Endlich war die Händeschüttelei vorbei. Er ging am Grab vorbei den Kiesweg entlang und wollte zu seinem Auto. Nach Hause. Nachdenken.
„Tim, warte mal“, wurde er angesprochen, und Joop umschwappte seine Nase. Das grüne.
Es war Gerd Fransenmacher, den sein Vater immer Fratzenmacher genannt hatte. Vorstandssprecher und designierter neuer Vorstandsvorsitzender. Finger schlossen sich um seinen Ellbogen, und er wurde zur Seite gezogen, hinter einen großen, uralten Buchsbaum. „Wir müssen sprechen.“
Tim wandte sich ihm zu. „Wir können auch schreiben“, erwiderte er.

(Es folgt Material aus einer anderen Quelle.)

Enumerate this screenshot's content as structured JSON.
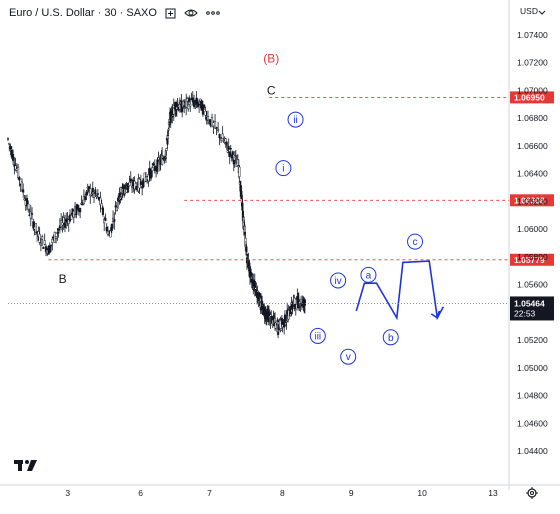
{
  "header": {
    "symbol_title": "Euro / U.S. Dollar · 30 · SAXO",
    "currency": "USD",
    "icons": [
      "compare-icon",
      "eye-icon",
      "more-icon"
    ]
  },
  "footer": {
    "logo": "TV",
    "settings_icon": "gear-icon"
  },
  "colors": {
    "candle": "#131722",
    "level_line": "#e53935",
    "projection": "#1e36d8",
    "wave_label": "#1e36d8",
    "degree_label": "#e53935"
  },
  "chart_data": {
    "type": "line",
    "title": "Euro / U.S. Dollar · 30 · SAXO",
    "ylim": [
      1.044,
      1.076
    ],
    "x_tick_labels": [
      "3",
      "6",
      "7",
      "8",
      "9",
      "10",
      "13"
    ],
    "y_tick_labels": [
      "1.07400",
      "1.07200",
      "1.07000",
      "1.06800",
      "1.06600",
      "1.06400",
      "1.06200",
      "1.06000",
      "1.05800",
      "1.05600",
      "1.05400",
      "1.05200",
      "1.05000",
      "1.04800",
      "1.04600",
      "1.04400"
    ],
    "y_ticks": [
      1.074,
      1.072,
      1.07,
      1.068,
      1.066,
      1.064,
      1.062,
      1.06,
      1.058,
      1.056,
      1.054,
      1.052,
      1.05,
      1.048,
      1.046,
      1.044
    ],
    "price_series": {
      "x": [
        0,
        0.5,
        1,
        1.5,
        2,
        2.5,
        3,
        3.5,
        4,
        4.5,
        5,
        5.5,
        5.7,
        6,
        6.5,
        7,
        7.5,
        7.8,
        8,
        8.3,
        8.6,
        9,
        9.5,
        10,
        10.6,
        11,
        11.4,
        11.6,
        11.8,
        12,
        12.3,
        12.5,
        12.7,
        13,
        13.3,
        13.6,
        13.9,
        14.1,
        14.4,
        14.7
      ],
      "values": [
        1.0665,
        1.064,
        1.0615,
        1.0595,
        1.0585,
        1.06,
        1.0608,
        1.0615,
        1.0628,
        1.0622,
        1.0595,
        1.0625,
        1.0628,
        1.0632,
        1.0632,
        1.064,
        1.0648,
        1.0655,
        1.068,
        1.069,
        1.0688,
        1.0692,
        1.069,
        1.0678,
        1.0665,
        1.0655,
        1.0645,
        1.061,
        1.058,
        1.0565,
        1.0555,
        1.0545,
        1.054,
        1.0535,
        1.053,
        1.0532,
        1.054,
        1.0546,
        1.0548,
        1.0546
      ]
    },
    "levels": [
      {
        "price": 1.0695,
        "label": "1.06950"
      },
      {
        "price": 1.06208,
        "label": "1.06208"
      },
      {
        "price": 1.05779,
        "label": "1.05779"
      }
    ],
    "current_price": {
      "price": 1.05464,
      "label": "1.05464",
      "countdown": "22:53"
    },
    "wave_labels": [
      {
        "text": "(B)",
        "x": 13.0,
        "price": 1.0723,
        "style": "degree"
      },
      {
        "text": "C",
        "x": 13.0,
        "price": 1.07,
        "style": "plain"
      },
      {
        "text": "B",
        "x": 2.7,
        "price": 1.0564,
        "style": "plain"
      },
      {
        "text": "ii",
        "x": 14.2,
        "price": 1.0679,
        "style": "circle"
      },
      {
        "text": "i",
        "x": 13.6,
        "price": 1.0644,
        "style": "circle"
      },
      {
        "text": "iv",
        "x": 16.3,
        "price": 1.0563,
        "style": "circle"
      },
      {
        "text": "iii",
        "x": 15.3,
        "price": 1.0523,
        "style": "circle"
      },
      {
        "text": "v",
        "x": 16.8,
        "price": 1.0508,
        "style": "circle"
      },
      {
        "text": "a",
        "x": 17.8,
        "price": 1.0567,
        "style": "circle"
      },
      {
        "text": "b",
        "x": 18.9,
        "price": 1.0522,
        "style": "circle"
      },
      {
        "text": "c",
        "x": 20.1,
        "price": 1.0591,
        "style": "circle"
      }
    ],
    "projection_path": {
      "x": [
        17.2,
        17.6,
        18.2,
        19.2,
        19.5,
        20.8,
        21.2,
        21.5
      ],
      "values": [
        1.0541,
        1.0561,
        1.0561,
        1.0536,
        1.0576,
        1.0577,
        1.0536,
        1.0544
      ]
    },
    "grid": false,
    "legend": "none"
  }
}
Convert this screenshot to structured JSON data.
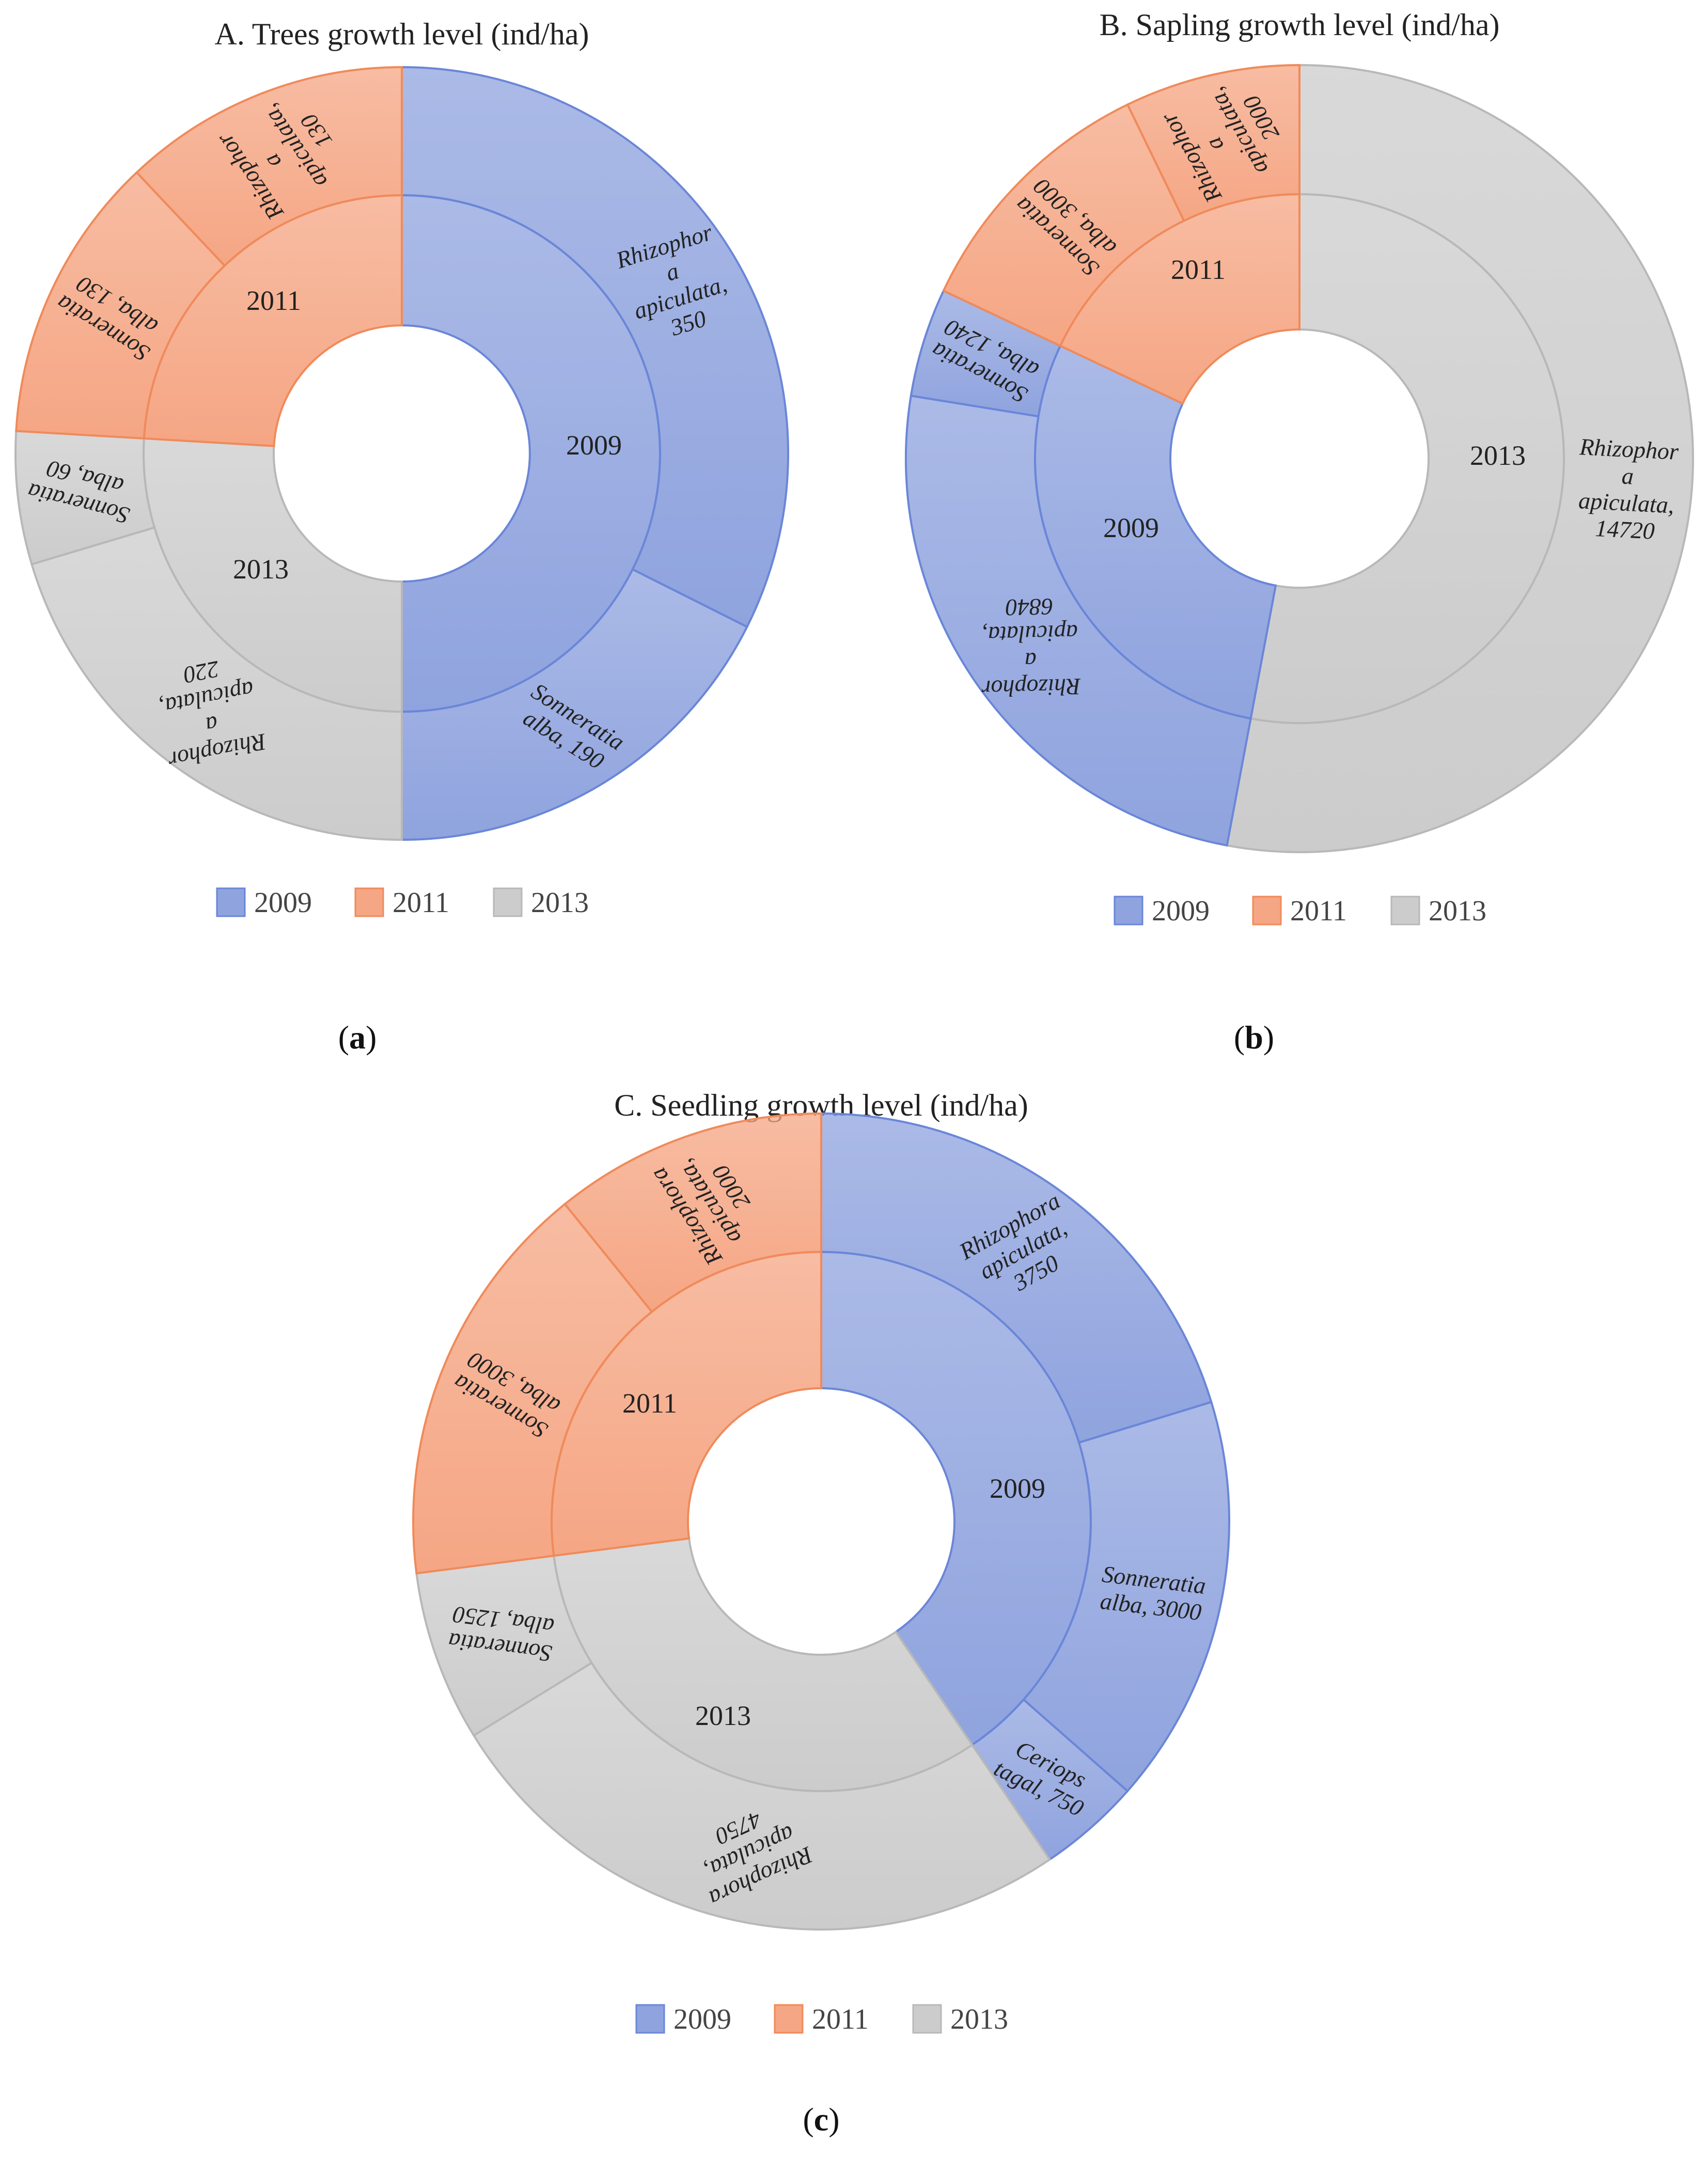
{
  "colors": {
    "2009": "#8fa3de",
    "2011": "#f5a684",
    "2013": "#cccccc",
    "2009_edge": "#6a86d8",
    "2011_edge": "#f08a5a",
    "2013_edge": "#b8b8b8"
  },
  "panels": [
    {
      "label_open": "(",
      "label_letter": "a",
      "label_close": ")"
    },
    {
      "label_open": "(",
      "label_letter": "b",
      "label_close": ")"
    },
    {
      "label_open": "(",
      "label_letter": "c",
      "label_close": ")"
    }
  ],
  "chart_data": [
    {
      "type": "sunburst",
      "title": "A. Trees growth level (ind/ha)",
      "legend": [
        "2009",
        "2011",
        "2013"
      ],
      "rings": [
        {
          "year": "2009",
          "total": 540,
          "children": [
            {
              "name": "Rhizophora apiculata",
              "value": 350,
              "label_lines": [
                "Rhizophor",
                "a",
                "apiculata,",
                "350"
              ]
            },
            {
              "name": "Sonneratia alba",
              "value": 190,
              "label_lines": [
                "Sonneratia",
                "alba, 190"
              ]
            }
          ]
        },
        {
          "year": "2013",
          "total": 280,
          "children": [
            {
              "name": "Rhizophora apiculata",
              "value": 220,
              "label_lines": [
                "Rhizophor",
                "a",
                "apiculata,",
                "220"
              ]
            },
            {
              "name": "Sonneratia alba",
              "value": 60,
              "label_lines": [
                "Sonneratia",
                "alba, 60"
              ]
            }
          ]
        },
        {
          "year": "2011",
          "total": 260,
          "children": [
            {
              "name": "Sonneratia alba",
              "value": 130,
              "label_lines": [
                "Sonneratia",
                "alba, 130"
              ]
            },
            {
              "name": "Rhizophora apiculata",
              "value": 130,
              "label_lines": [
                "Rhizophor",
                "a",
                "apiculata,",
                "130"
              ]
            }
          ]
        }
      ]
    },
    {
      "type": "sunburst",
      "title": "B. Sapling growth level (ind/ha)",
      "legend": [
        "2009",
        "2011",
        "2013"
      ],
      "rings": [
        {
          "year": "2013",
          "total": 14720,
          "children": [
            {
              "name": "Rhizophora apiculata",
              "value": 14720,
              "label_lines": [
                "Rhizophor",
                "a",
                "apiculata,",
                "14720"
              ]
            }
          ]
        },
        {
          "year": "2009",
          "total": 8080,
          "children": [
            {
              "name": "Rhizophora apiculata",
              "value": 6840,
              "label_lines": [
                "Rhizophor",
                "a",
                "apiculata,",
                "6840"
              ]
            },
            {
              "name": "Sonneratia alba",
              "value": 1240,
              "label_lines": [
                "Sonneratia",
                "alba, 1240"
              ]
            }
          ]
        },
        {
          "year": "2011",
          "total": 5000,
          "children": [
            {
              "name": "Sonneratia alba",
              "value": 3000,
              "label_lines": [
                "Sonneratia",
                "alba, 3000"
              ]
            },
            {
              "name": "Rhizophora apiculata",
              "value": 2000,
              "label_lines": [
                "Rhizophor",
                "a",
                "apiculata,",
                "2000"
              ]
            }
          ]
        }
      ]
    },
    {
      "type": "sunburst",
      "title": "C. Seedling growth level (ind/ha)",
      "legend": [
        "2009",
        "2011",
        "2013"
      ],
      "rings": [
        {
          "year": "2009",
          "total": 7500,
          "children": [
            {
              "name": "Rhizophora apiculata",
              "value": 3750,
              "label_lines": [
                "Rhizophora",
                "apiculata,",
                "3750"
              ]
            },
            {
              "name": "Sonneratia alba",
              "value": 3000,
              "label_lines": [
                "Sonneratia",
                "alba, 3000"
              ]
            },
            {
              "name": "Ceriops tagal",
              "value": 750,
              "label_lines": [
                "Ceriops",
                "tagal, 750"
              ]
            }
          ]
        },
        {
          "year": "2013",
          "total": 6000,
          "children": [
            {
              "name": "Rhizophora apiculata",
              "value": 4750,
              "label_lines": [
                "Rhizophora",
                "apiculata,",
                "4750"
              ]
            },
            {
              "name": "Sonneratia alba",
              "value": 1250,
              "label_lines": [
                "Sonneratia",
                "alba, 1250"
              ]
            }
          ]
        },
        {
          "year": "2011",
          "total": 5000,
          "children": [
            {
              "name": "Sonneratia alba",
              "value": 3000,
              "label_lines": [
                "Sonneratia",
                "alba, 3000"
              ]
            },
            {
              "name": "Rhizophora apiculata",
              "value": 2000,
              "label_lines": [
                "Rhizophora",
                "apiculata,",
                "2000"
              ]
            }
          ]
        }
      ]
    }
  ]
}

Fransenmacher lächelte entschuldigend. „Tut mir leid, dass ich dich damit belästige, aber es geht um einen wichtigen Entschluss. Dein Vater hält zehn Prozent der Aktien des Unternehmens, und die Börse ist sehr empfindlich. Hast du dir als Alleinerbe schon Gedanken gemacht, was aus dem Paket werden soll? Willst du es behalten oder …?“
Tim sah in Fratzenmachers nervöses Gesicht. „Ist das ein Angebot, Herr Fransenmacher?“
„Nein, nein.“ Er biss sich auf die Unterlippe.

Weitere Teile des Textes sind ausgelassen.